Muchas veces pienso en ti, Edmund Hillary,
en tu duelo cruel con la montaña. Creíste que la vencías
y te solazaste en tu éxito. Pero la montaña callaba.
La montaña era quien jugaba contigo.
Quien te dejaba ganar un botín miserable,
para luego arrebatarte todas tus riquezas.
¿Quién escuchó tu dolor entonces? ¿Qué palabras
pudieron llegar a tu boca para nombrar lo innombrable?
Solo está el hombre y no lo sabe. Y cuando lo aprende
no encuentra ninguna enseñanza en lo aprendido.
¡Qué culpable te debiste sentir entonces! Y sí,
tu ambición no era justa, pero era el camino necesario.
El camino que un hombre debe recorrer por su propio pie
para poder llamarse de ese modo.
Por eso pienso en ti muchas veces. Y también en ti,
Mary Shelley, de la herida del parto a la herida de la muerte,
pasando por la herida del amor y la herida de la fama.
Tu vida tuvo un sentido. Creaste un ser infame,
es cierto, un ser que creció y creció
y fue devorando tu vida, como un castillo
que es demolido por partes, ahora un torreón,
ahora las salas nobles, después un simple cobertizo…
Muros y muros, hasta los que creías más sólidos,
cayendo como paja seca. Y tú contemplándolo todo,
sin ni siquiera poderte resguardar
bajo el manto cálido de la locura.
Nadie puede decir que sus lágrimas son más ciertas
que las tuyas. En tus lágrimas se juntaban las lágrimas
de todas las madres y de todos los verdugos.
Yo no te puedo decir nada.
Nada que no hayas oído ya mil veces.
(Perdóname pues si te lo digo una vez más…)

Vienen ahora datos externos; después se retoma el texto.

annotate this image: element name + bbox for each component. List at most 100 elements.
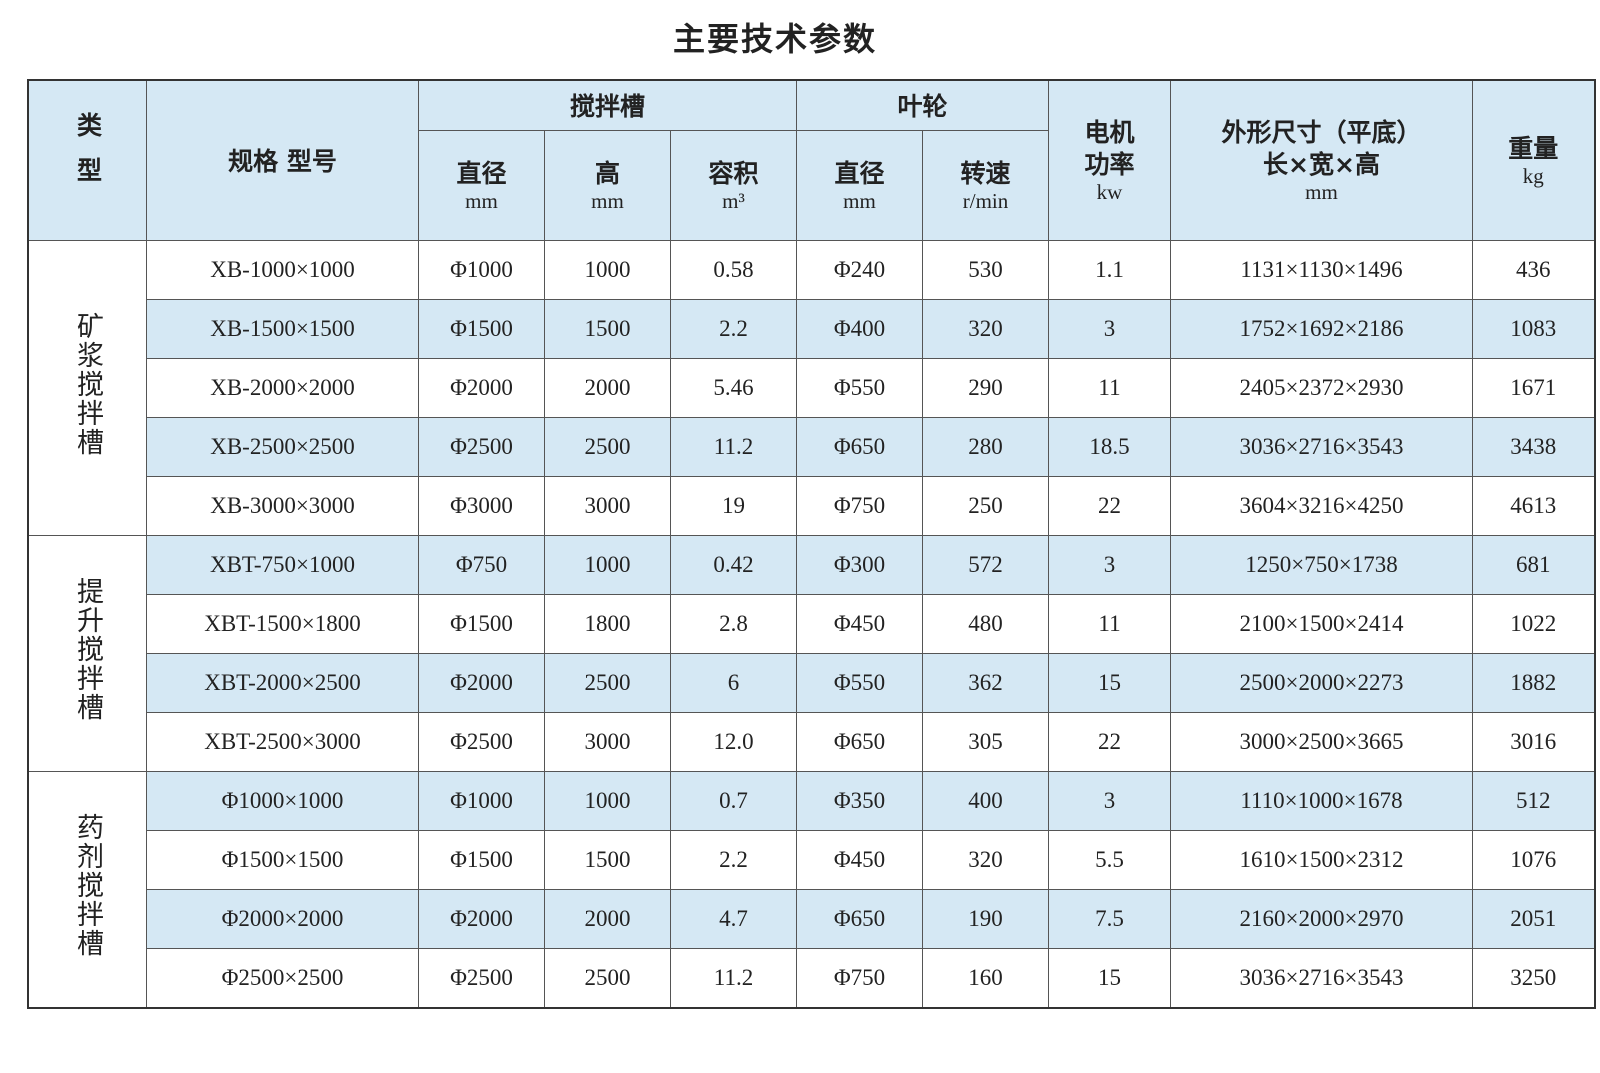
value-cell: 2051 bbox=[1472, 888, 1595, 949]
value-cell: 7.5 bbox=[1048, 888, 1171, 949]
value-cell: 3016 bbox=[1472, 711, 1595, 772]
table-row: XB-2500×2500 Φ2500 2500 11.2 Φ650 280 18.5 3036… bbox=[28, 416, 1595, 477]
value-cell: 15 bbox=[1048, 652, 1171, 713]
header-text: 电机功率 bbox=[1084, 118, 1135, 180]
table-row: XBT-2000×2500 Φ2000 2500 6 Φ550 362 15 2500×200… bbox=[28, 652, 1595, 713]
value-cell: 4613 bbox=[1472, 475, 1595, 536]
table-row: XB-3000×3000 Φ3000 3000 19 Φ750 250 22 3604×321… bbox=[28, 475, 1595, 536]
value-cell: Φ2500 bbox=[418, 947, 545, 1008]
value-cell: 3036×2716×3543 bbox=[1170, 416, 1473, 477]
type-cell: 药剂搅拌槽 bbox=[27, 770, 147, 1008]
value-cell: 160 bbox=[922, 947, 1049, 1008]
table-row: Φ2000×2000 Φ2000 2000 4.7 Φ650 190 7.5 2160×200… bbox=[28, 888, 1595, 949]
value-cell: 22 bbox=[1048, 711, 1171, 772]
value-cell: Φ1500 bbox=[418, 298, 545, 359]
type-label: 药剂搅拌槽 bbox=[72, 813, 103, 958]
value-cell: 1752×1692×2186 bbox=[1170, 298, 1473, 359]
header-unit: mm bbox=[843, 189, 876, 213]
value-cell: 12.0 bbox=[670, 711, 797, 772]
table-row: XBT-1500×1800 Φ1500 1800 2.8 Φ450 480 11 2100×1… bbox=[28, 593, 1595, 654]
header-text: 直径 bbox=[456, 159, 507, 188]
value-cell: Φ2000 bbox=[418, 357, 545, 418]
value-cell: Φ550 bbox=[796, 357, 923, 418]
table-body: 矿浆搅拌槽 XB-1000×1000 Φ1000 1000 0.58 Φ240 530 1.1… bbox=[27, 239, 1595, 1008]
value-cell: 436 bbox=[1472, 239, 1595, 300]
value-cell: 2.8 bbox=[670, 593, 797, 654]
value-cell: 0.42 bbox=[670, 534, 797, 595]
value-cell: 1.1 bbox=[1048, 239, 1171, 300]
title: 主要技术参数 bbox=[672, 20, 877, 58]
value-cell: Φ650 bbox=[796, 416, 923, 477]
value-cell: 1610×1500×2312 bbox=[1170, 829, 1473, 890]
value-cell: 15 bbox=[1048, 947, 1171, 1008]
value-cell: 11 bbox=[1048, 593, 1171, 654]
value-cell: 1083 bbox=[1472, 298, 1595, 359]
value-cell: Φ2000 bbox=[418, 888, 545, 949]
value-cell: 1500 bbox=[544, 298, 671, 359]
table-row: XB-1500×1500 Φ1500 1500 2.2 Φ400 320 3 1752×169… bbox=[28, 298, 1595, 359]
header-cell: 容积 m³ bbox=[670, 129, 797, 241]
value-cell: 1000 bbox=[544, 770, 671, 831]
header-cell: 直径 mm bbox=[796, 129, 923, 241]
value-cell: 3000 bbox=[544, 475, 671, 536]
header-cell: 重量 kg bbox=[1472, 79, 1595, 241]
value-cell: Φ2500 bbox=[418, 416, 545, 477]
model-cell: XB-1500×1500 bbox=[146, 298, 419, 359]
value-cell: Φ2500 bbox=[418, 711, 545, 772]
table-row: XBT-2500×3000 Φ2500 3000 12.0 Φ650 305 22 3000×… bbox=[28, 711, 1595, 772]
table-header: 类型 规格 型号 搅拌槽 叶轮 电机功率 kw 外形尺寸（平底） 长×宽×高 mm 重… bbox=[27, 79, 1595, 241]
value-cell: Φ650 bbox=[796, 888, 923, 949]
table-row: 提升搅拌槽 XBT-750×1000 Φ750 1000 0.42 Φ300 572 3 125… bbox=[27, 534, 1595, 772]
header-cell: 外形尺寸（平底） 长×宽×高 mm bbox=[1170, 79, 1473, 241]
value-cell: Φ1500 bbox=[418, 593, 545, 654]
value-cell: 0.7 bbox=[670, 770, 797, 831]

Tu vida fue vivida rectamente.
Es trabajo del timonel gobernar el barco,
aunque la tempestad lo lleve al arrecife.
Yo, en cambio, qué consuelo tengo.
Vosotros estáis ahí, entre la gente, veis a los músicos,
os moja la lluvia.
Yo contemplo la escena desde mi cuarto.
Escucho vuestros gritos y vuestras risas.
Pero nunca bajo al jardín cuando me llaman.
No lo hago ya por miedo sino por costumbre.
Por esa antigua costumbre que me impulsa
a dejar el bolígrafo y levantarme
y cerrar la ventana con rudeza al primer compás.